CILEGON, RUBRIKBANTEN — Musyawarah Cabang (Muscab) Partai Kebangkitan Bangsa (PKB) Kota Cilegon mulai memanas dengan munculnya tiga nama dalam bursa calon Ketua DPC. Dari tiga kandidat tersebut, dua berasal dari internal partai yakni Ari Muhammad dan Sekretaris PKB Cilegon, sementara satu kandidat eksternal adalah Isro Miraj, mantan Ketua DPRD Cilegon yang juga pernah menjadi petinggi Partai Golkar Kota Cilegon.
Pengamat politik Syaeful Bahri menilai, munculnya lebih dari satu kandidat dalam Muscab menjadi sinyal positif bagi demokratisasi internal partai.
“Ini bagus, artinya ada proses demokratisasi di PKB. Bahkan dengan adanya kandidat eksternal, menunjukkan PKB juga mulai diminati dari luar,” ujar Syaeful, yang juga merupakan mantan penyelenggara pemilu selama 15 tahun.
Menurutnya, Muscab harus dijadikan momentum penting untuk memperbaiki performa elektoral PKB di Cilegon. Ia menyoroti perolehan kursi PKB di DPRD yang dinilai stagnan.
“Indikator keberhasilan partai itu jelas, yakni peningkatan suara dan kursi. Kalau selama ini masih stagnan di satu kursi, berarti harus ada evaluasi dan target ke depan,” katanya.

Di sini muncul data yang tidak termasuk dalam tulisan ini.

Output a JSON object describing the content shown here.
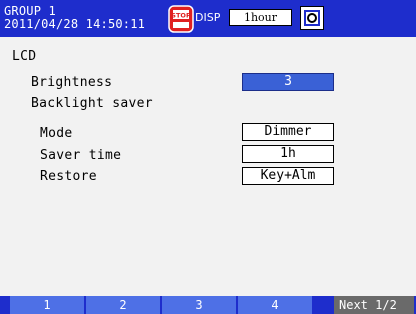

Syaeful bahkan menyarankan agar kepemimpinan ke depan memiliki target yang terukur. Ia menilai, partai perlu menerapkan manajemen modern dengan indikator yang jelas, termasuk kemungkinan kontrak politik bagi ketua terpilih.

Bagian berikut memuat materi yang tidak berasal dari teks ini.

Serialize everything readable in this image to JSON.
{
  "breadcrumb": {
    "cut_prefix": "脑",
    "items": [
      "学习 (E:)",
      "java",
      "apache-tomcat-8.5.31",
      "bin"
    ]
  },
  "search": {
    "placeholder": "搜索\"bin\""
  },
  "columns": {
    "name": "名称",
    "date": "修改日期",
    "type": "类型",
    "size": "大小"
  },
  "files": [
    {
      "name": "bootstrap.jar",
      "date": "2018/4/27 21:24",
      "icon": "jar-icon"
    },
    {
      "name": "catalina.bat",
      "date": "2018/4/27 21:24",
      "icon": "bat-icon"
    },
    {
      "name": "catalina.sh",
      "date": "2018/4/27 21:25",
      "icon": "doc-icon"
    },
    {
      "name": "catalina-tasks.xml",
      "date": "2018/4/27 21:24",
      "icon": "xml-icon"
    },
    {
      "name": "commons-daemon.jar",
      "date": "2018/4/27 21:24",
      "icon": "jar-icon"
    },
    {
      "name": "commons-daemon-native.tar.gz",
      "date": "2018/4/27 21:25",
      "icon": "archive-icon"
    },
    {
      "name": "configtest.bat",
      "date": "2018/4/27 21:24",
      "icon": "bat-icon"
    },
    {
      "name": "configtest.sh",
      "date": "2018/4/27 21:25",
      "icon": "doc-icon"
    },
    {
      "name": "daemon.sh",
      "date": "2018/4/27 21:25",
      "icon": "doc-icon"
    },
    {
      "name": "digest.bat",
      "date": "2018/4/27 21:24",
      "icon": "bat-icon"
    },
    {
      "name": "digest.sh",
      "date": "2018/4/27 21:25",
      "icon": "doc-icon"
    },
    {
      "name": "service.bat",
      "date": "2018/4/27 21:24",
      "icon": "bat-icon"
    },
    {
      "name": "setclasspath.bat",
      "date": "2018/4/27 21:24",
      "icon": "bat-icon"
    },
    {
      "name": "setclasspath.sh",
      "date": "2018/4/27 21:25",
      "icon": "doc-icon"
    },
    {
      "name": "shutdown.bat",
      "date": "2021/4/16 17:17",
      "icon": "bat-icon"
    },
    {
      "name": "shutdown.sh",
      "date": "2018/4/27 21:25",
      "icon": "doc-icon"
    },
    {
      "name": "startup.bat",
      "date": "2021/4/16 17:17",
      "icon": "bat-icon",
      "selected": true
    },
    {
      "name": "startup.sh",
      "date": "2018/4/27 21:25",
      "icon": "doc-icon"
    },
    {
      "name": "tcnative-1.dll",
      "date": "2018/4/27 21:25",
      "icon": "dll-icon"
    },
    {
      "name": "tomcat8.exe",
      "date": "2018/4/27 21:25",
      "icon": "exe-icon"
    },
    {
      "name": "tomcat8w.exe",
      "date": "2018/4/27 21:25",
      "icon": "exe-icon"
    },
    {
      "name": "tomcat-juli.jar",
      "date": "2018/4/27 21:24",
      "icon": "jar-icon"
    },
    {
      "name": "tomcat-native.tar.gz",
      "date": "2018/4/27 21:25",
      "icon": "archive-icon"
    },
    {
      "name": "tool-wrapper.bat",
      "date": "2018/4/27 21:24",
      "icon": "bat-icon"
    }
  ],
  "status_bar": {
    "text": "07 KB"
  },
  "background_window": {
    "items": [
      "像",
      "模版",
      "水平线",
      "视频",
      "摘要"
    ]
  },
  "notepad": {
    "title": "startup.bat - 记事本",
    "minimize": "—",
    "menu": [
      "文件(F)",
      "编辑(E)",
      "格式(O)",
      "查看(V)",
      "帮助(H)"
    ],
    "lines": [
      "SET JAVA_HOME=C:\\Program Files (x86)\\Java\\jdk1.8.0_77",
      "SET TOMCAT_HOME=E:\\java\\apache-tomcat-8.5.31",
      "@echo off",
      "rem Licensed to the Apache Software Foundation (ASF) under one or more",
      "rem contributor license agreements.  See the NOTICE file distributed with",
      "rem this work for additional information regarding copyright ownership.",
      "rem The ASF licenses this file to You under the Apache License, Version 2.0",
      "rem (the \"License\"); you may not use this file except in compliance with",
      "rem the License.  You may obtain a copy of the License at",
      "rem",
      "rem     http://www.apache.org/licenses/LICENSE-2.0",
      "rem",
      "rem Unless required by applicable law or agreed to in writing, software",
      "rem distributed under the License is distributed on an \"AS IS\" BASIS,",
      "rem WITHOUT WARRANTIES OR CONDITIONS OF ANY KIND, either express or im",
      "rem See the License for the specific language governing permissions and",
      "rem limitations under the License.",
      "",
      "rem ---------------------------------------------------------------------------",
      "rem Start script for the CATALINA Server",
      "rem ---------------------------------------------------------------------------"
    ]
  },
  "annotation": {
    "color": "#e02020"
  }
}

“Kalau perlu ada target, misalnya penambahan kursi di Pemilu 2029. Kalau tidak tercapai, harus siap mundur. Ini akan membuat partai lebih produktif dan terukur,” tegasnya.
Selain itu, ia menekankan pentingnya strategi untuk menarik pemilih muda, mengingat dominasi generasi milenial dan Gen Z dalam pemilu ke depan.

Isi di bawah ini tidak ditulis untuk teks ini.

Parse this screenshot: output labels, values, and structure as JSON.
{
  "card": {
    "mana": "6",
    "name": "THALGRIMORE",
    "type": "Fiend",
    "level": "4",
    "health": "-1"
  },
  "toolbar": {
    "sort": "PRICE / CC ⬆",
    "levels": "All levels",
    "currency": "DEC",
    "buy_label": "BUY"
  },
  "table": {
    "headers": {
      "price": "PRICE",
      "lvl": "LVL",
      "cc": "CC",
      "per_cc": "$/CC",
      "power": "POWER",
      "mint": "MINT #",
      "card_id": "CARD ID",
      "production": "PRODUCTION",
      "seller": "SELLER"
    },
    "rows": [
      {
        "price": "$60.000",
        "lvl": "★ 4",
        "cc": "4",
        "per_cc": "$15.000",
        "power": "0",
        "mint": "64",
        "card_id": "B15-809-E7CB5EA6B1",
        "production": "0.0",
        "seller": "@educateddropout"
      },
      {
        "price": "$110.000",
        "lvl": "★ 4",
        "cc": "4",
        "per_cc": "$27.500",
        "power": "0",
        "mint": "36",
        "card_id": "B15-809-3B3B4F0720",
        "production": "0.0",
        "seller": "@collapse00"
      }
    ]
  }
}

“Ke depan, pemilih milenial dan Gen Z bisa mencapai 70 persen lebih. Partai yang tidak mampu mengakomodasi mereka akan ditinggalkan,” ujarnya.
Terkait peluang kandidat, Syaeful menilai semua memiliki kesempatan yang sama, baik dari internal maupun eksternal. Namun, faktor komunikasi politik dengan Dewan Pimpinan Pusat (DPP) menjadi kunci utama.
“Dalam politik tidak ada yang tidak mungkin. Siapapun bisa terpilih, tergantung seberapa kuat komunikasi politik yang dibangun dengan DPP,” pungkasnya.
Diketahui, keputusan akhir penetapan Ketua DPC PKB Cilegon akan ditentukan oleh DPP PKB setelah melalui berbagai pertimbangan strategis, termasuk masa depan partai di daerah.